I think many people make a very invalid assumption or two or three. 1- Not everyone who may have watched this skit is capable of understanding what SNL claims was the real point. It will turn into the child's game of gossip- first player- did you see SNL skit about Todd Palin and incest, second player- did you see TV show said Todd Palin commits incest, third player- I heard it was on TV that Todd Palin commits incest, a news show I think. AND SO IT GOES until it becomes an "established fact" because "it was on TV". 2- Incest should NEVER be mentioned in a supposedly humorous arena. If terrorism was a subject fit for an Obama New Yorker cartoon (which I find out of bounds) it could at least be claimed that there are major religions in the world that promote terrorism. Name me one major one that encourages incest. 3- there are just too many people that use no thought when looking or listening to supposed news. Example- a local woman in my area, who after Hurricane Ivan destroyed the Interstate bridge bed 30' above the water claimed there were 250 people who went off the bridge and the authorities were covering it up. Questions like- how did 250 people get on a closed bridge in the middle of a hurricane and what were they doing driving down a closed highway apparently never entered her head. She claimed the sheriff had divers and wrecker crews out there pulling vehicles out of the water- but they were all covering it up so no reporters knew. I supposed one could just say she is certifiably nuts but there are lots like that around- and they vote unfortunately. So how many similar types are now running around convinced Todd Palin commits incest? The law of unintended consequences strikes continually and the media have a moral responsibility to remember that and act accordingly.

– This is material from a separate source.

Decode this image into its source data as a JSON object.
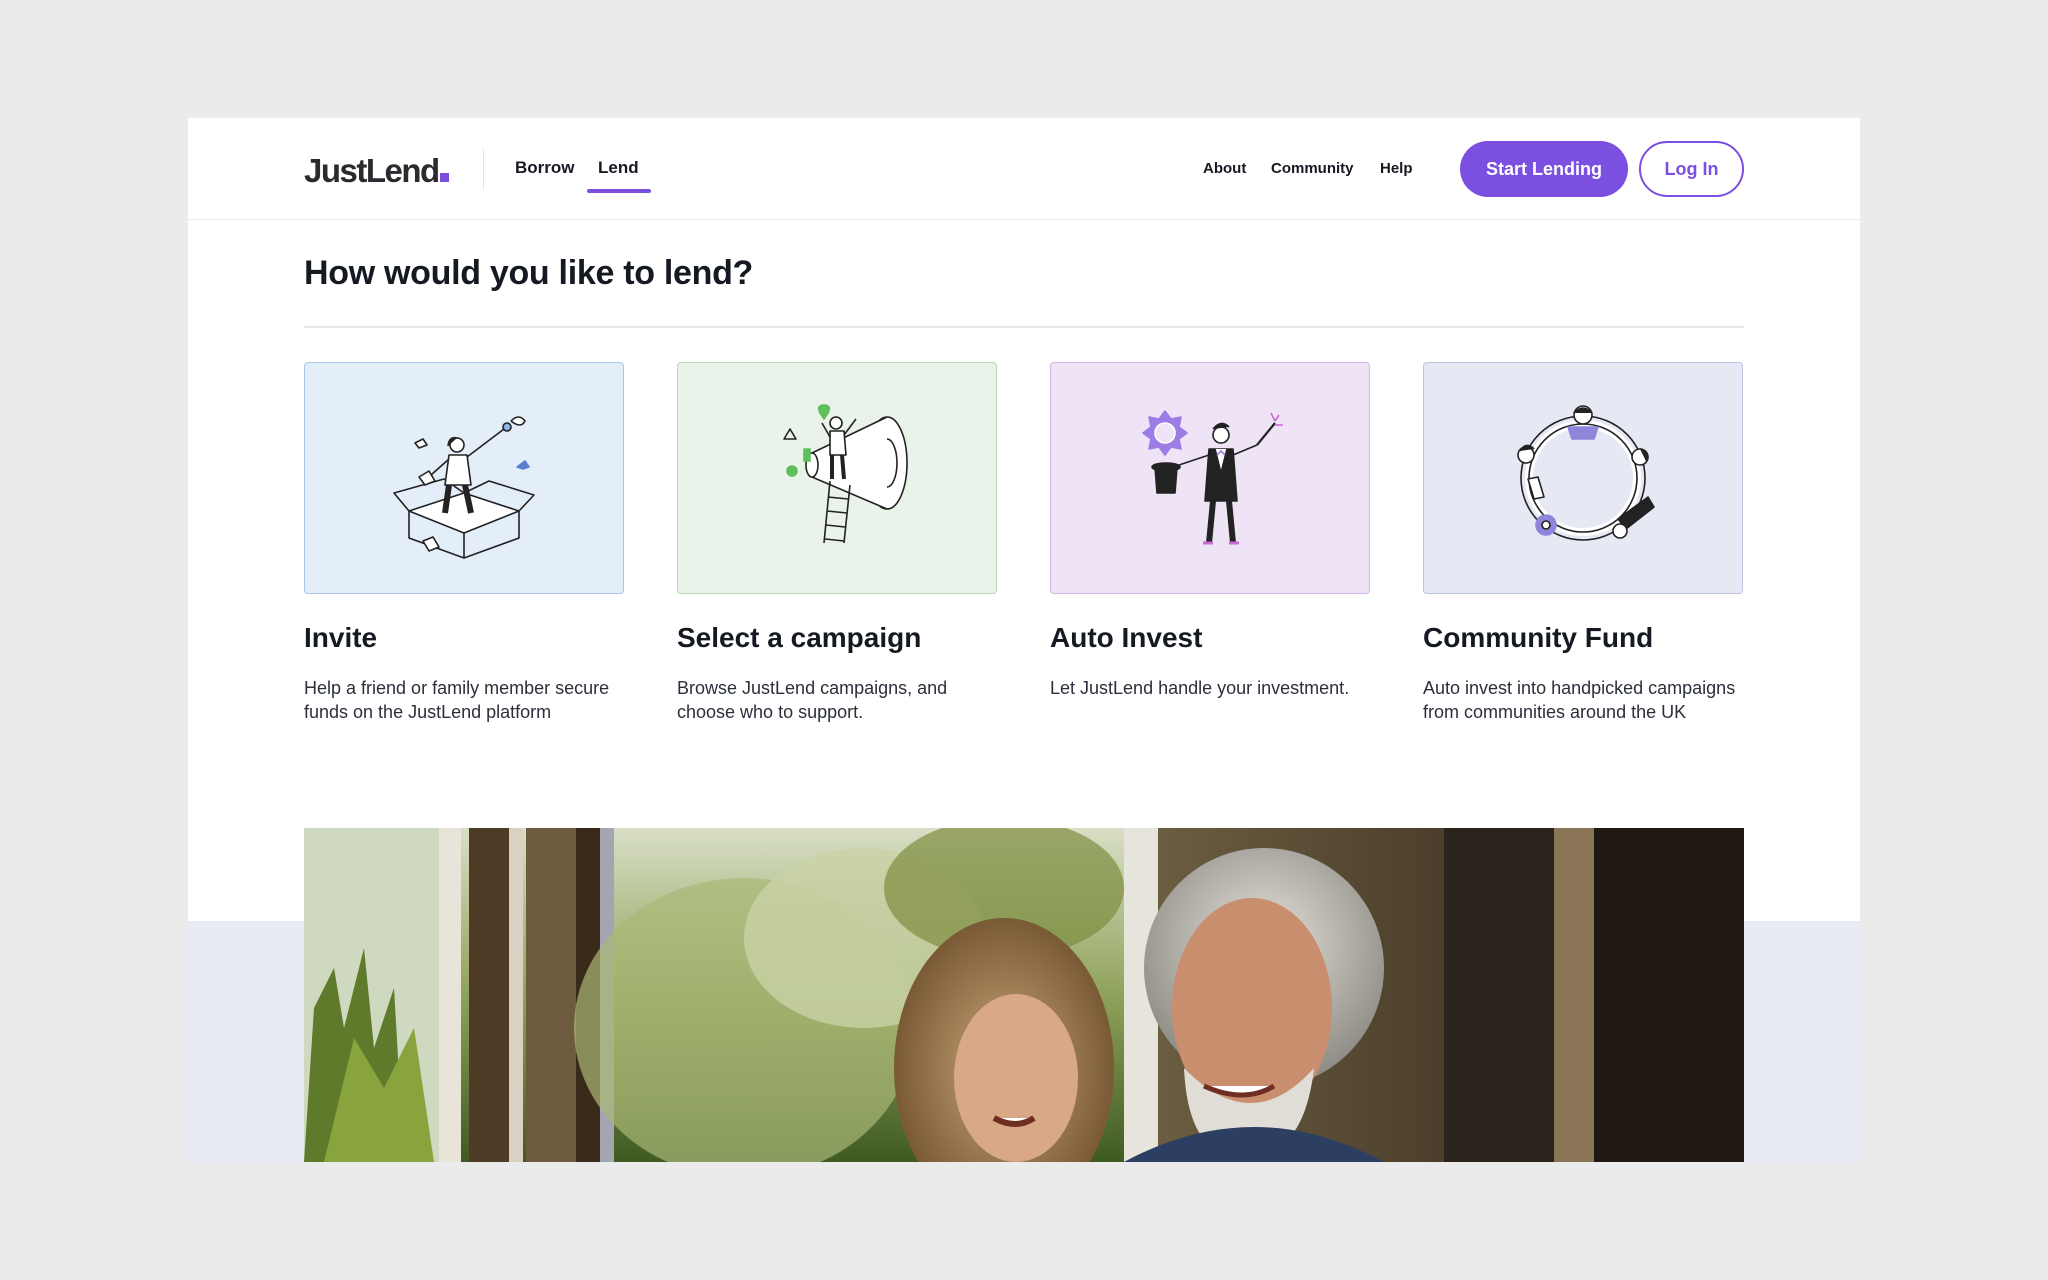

Posted by: E L Tucker | 2008-09-23 11:23:12 AM

I haven't seen the sketch, but even from the description in the link provided, it sounds funny to me. But I have a very liberal sense of humour, and I particularly like it when humour is used to take the piss out of zealots of all kinds. Colbert manages to do that in a completely bipartisan way: he mocks right-wing blow-hards by showing how they appear to hyperventilating left-wing commentators. Who is the butt of the joke?: the right-wing blow-hards, or the left-wingers who over-react to them?

Posted by: Grant Brown | 2008-09-23 11:35:35 AM

An Al Franken skit? Of course it was designed to expose more people to the rumor about incest. The skit itself is meaningless. Who's being ridiculed is meaningless. It's just one more way to spread the rumor, and it worked.

Al Franken used to be funny. So did Dennis Miller. Now they're opposite sides of the same plug nickle.

Posted by: dp | 2008-09-23 11:43:40 AM

I saw the sketch. It wasn't funny. It was just WRONG. VERY poor judgment on the part of SNL. There's a line ... they crossed it. But I suspect they know that ... I mean, really, don't you think viewers will be UP this coming Saturday.

I think candidate's children are off limits!

Posted by: Mox | 2008-09-24 12:04:24 AM

Keep in mind that Lorne Michaels is a Republican and contributed $2300 to the McCain campaign.

Posted by: Jay | 2008-09-24 11:46:52 AM

This -- this madness -- would not be tolerated if the subject had been any other candidate.
Posted by Terrence Watson on September 22, 2008

Would not be tolerated? This is a property rights issue. Are you suggesting that NBC should be censored or should self-censor even though their property rights allow them to say whatever they please?